Recent Advances in Targeting ROS1 in Lung Cancer

Abstract

ROS1 is a validated therapeutic target in NSCLC. In a phase I study, the multitargeted MET proto-oncogene, receptor tyrosine kinase/anaplastic lymphoma kinase/ROS1 inhibitor crizotinib demonstrated remarkable efficacy in ROS1-rearranged NSCLCs and consequently gained approval by the United States Food and Drug Administration and by the European Medicines Agency in 2016. However, similar to other oncogene-driven lung cancers, ROS1-rearranged lung cancers treated with crizotinib eventually acquire resistance, leading to disease relapse. Novel ROS1 inhibitors and therapeutic strategies are therefore needed. Insights into the mechanisms of resistance to ROS1-directed tyrosine kinase inhibitors are now beginning to emerge and are helping to guide the development of new ROS1 inhibitors. This review discusses the biology and diagnosis of ROS1-rearranged NSCLC, and current and emerging treatment options for this disease. Future challenges in the field are highlighted.

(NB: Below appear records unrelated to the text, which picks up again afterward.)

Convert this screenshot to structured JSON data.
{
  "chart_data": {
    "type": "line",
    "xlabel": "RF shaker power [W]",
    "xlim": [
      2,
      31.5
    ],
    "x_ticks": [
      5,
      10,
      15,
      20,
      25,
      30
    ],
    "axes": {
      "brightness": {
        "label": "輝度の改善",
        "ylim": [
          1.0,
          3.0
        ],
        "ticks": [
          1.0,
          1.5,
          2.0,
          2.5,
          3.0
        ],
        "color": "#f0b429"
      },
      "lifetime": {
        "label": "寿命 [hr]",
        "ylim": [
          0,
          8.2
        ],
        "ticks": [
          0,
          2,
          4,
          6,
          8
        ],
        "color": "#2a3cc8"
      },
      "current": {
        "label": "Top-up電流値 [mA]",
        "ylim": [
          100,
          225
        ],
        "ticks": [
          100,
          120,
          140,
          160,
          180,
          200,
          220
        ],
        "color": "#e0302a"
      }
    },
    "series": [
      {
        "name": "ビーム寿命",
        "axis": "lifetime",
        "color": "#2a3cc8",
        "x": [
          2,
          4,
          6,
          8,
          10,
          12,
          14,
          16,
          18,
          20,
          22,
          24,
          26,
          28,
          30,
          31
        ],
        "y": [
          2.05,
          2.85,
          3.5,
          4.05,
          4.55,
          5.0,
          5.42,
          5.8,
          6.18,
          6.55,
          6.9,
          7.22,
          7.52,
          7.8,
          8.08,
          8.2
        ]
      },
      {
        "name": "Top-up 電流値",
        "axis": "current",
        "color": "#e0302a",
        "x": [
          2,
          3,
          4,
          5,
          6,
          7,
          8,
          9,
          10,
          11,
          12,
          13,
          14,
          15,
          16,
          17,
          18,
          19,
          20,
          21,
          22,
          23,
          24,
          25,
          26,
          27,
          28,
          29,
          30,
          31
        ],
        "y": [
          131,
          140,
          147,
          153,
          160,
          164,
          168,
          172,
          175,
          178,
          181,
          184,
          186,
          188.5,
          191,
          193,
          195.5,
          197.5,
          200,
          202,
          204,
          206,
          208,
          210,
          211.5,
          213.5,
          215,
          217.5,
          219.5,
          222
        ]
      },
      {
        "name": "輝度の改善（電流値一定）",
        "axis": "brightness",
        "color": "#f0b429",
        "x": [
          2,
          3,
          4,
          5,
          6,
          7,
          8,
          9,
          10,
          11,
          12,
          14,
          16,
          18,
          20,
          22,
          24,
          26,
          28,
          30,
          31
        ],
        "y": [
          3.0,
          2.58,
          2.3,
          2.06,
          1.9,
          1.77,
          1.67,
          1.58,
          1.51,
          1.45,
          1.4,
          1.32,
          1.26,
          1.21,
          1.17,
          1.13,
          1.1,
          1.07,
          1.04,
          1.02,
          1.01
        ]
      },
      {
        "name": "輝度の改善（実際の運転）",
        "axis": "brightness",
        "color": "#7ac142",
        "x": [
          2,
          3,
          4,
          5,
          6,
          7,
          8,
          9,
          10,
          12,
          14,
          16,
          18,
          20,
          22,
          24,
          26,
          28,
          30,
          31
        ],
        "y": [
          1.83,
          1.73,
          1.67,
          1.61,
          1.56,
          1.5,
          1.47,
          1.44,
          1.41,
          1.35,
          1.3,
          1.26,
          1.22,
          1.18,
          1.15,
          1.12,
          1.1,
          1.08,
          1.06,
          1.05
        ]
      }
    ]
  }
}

Keywords: Crizotinib; Non–small cell lung cancer; ROS1 inhibitor; ROS1 rearrangement; Resistance.

Figure 1

Timeline of key advances in targeting ROS1 in lung cancer. Abbreviations: NSCLC, non-small cell lung cancer; ALK, anaplastic lymphoma kinase; FDA, Food and Drug Administration.

Figure 2

ROS1 rearrangements in non-small cell lung cancer (NSCLC). (A) Schematic representations of ROS1 fusion proteins described to date. Note that KDELR2-ROS1 is not shown, as the genomic structure of this fusion has not been published. Blue, ROS1 tyrosine kinase domain; purple, ROS1 transmembrane domain; green, coiled-coil domain. (B) Distribution of ROS1 fusion proteins by the reported frequencies in NSCLC. Each fusion protein listed under the ‘other’ category likely occurs in <1% of ROS1-rearranged NSCLCs, unless otherwise indicated. [Figure updated/modified from ref. .]

Figure 3

Clinical response of a ROS1-rearranged patient to crizotinib. (A) Axial (top) and coronal (bottom) computed tomography images of the chest before crizotinib. (B) Axial (top) and coronal (bottom) computed tomography images of the chest after 6 weeks of crizotinib, demonstrating a dramatic improvement in the left lung mass, bilateral pulmonary nodules and pleural effusions.

Figure 4

Crizotinib-resistant ROS1 mutations. (A) Crizotinib-resistant secondary ROS1 mutations reported to date, mapped on the structure data of ROS1 kinase domain (left) in complex with crizotinib (PDB:3ZBF). Analogous ALK resistance mutations are mapped on the ALK kinase domain in complex with crizotinib (PDB:2XP2) on the right, revealing structural similarities. Note: The ALK mutation analogous to ROS1 L1951R has not been reported and is therefore not shown. (B) The activity of ROS1-directed tyrosine kinase inhibitors against known crizotinib-resistant ROS1 mutations. This table is based on the available preclinical data, not all of which have been validated in the clinic.

Figure 5

Our approach to the treatment of advanced ROS1-rearranged lung cancer. After progression on first-line crizotinib, a repeat tumor biopsy is strongly recommended if feasible and safe, in order to determine the mechanism of crizotinib resistance. Liquid biopsy may be an alternative option if tumor biopsy is not feasible. The detection of a secondary ROS1 resistance mutation can inform the selection of next-line therapy. For example, in the case of a G2032R mutation, ROS1 inhibitors that have limited activity against G2032R based on preclinical data (see Figure 4B) should be avoided. In the absence of a ROS1 resistance mutation, options could include combination regimen trials or chemotherapy. Progression on/after crizotinib limited only to the central nervous system (CNS) may be effectively treated with a ROS1 inhibitor that has improved CNS penetration, such as entrectinib or lorlatinib. Of note, in the case of “oligoprogression” (i.e., progression in a limited number of metastatic sites) on first-line crizotinib, local ablative therapy could be considered with the continuation of crizotinib (see ref. 61).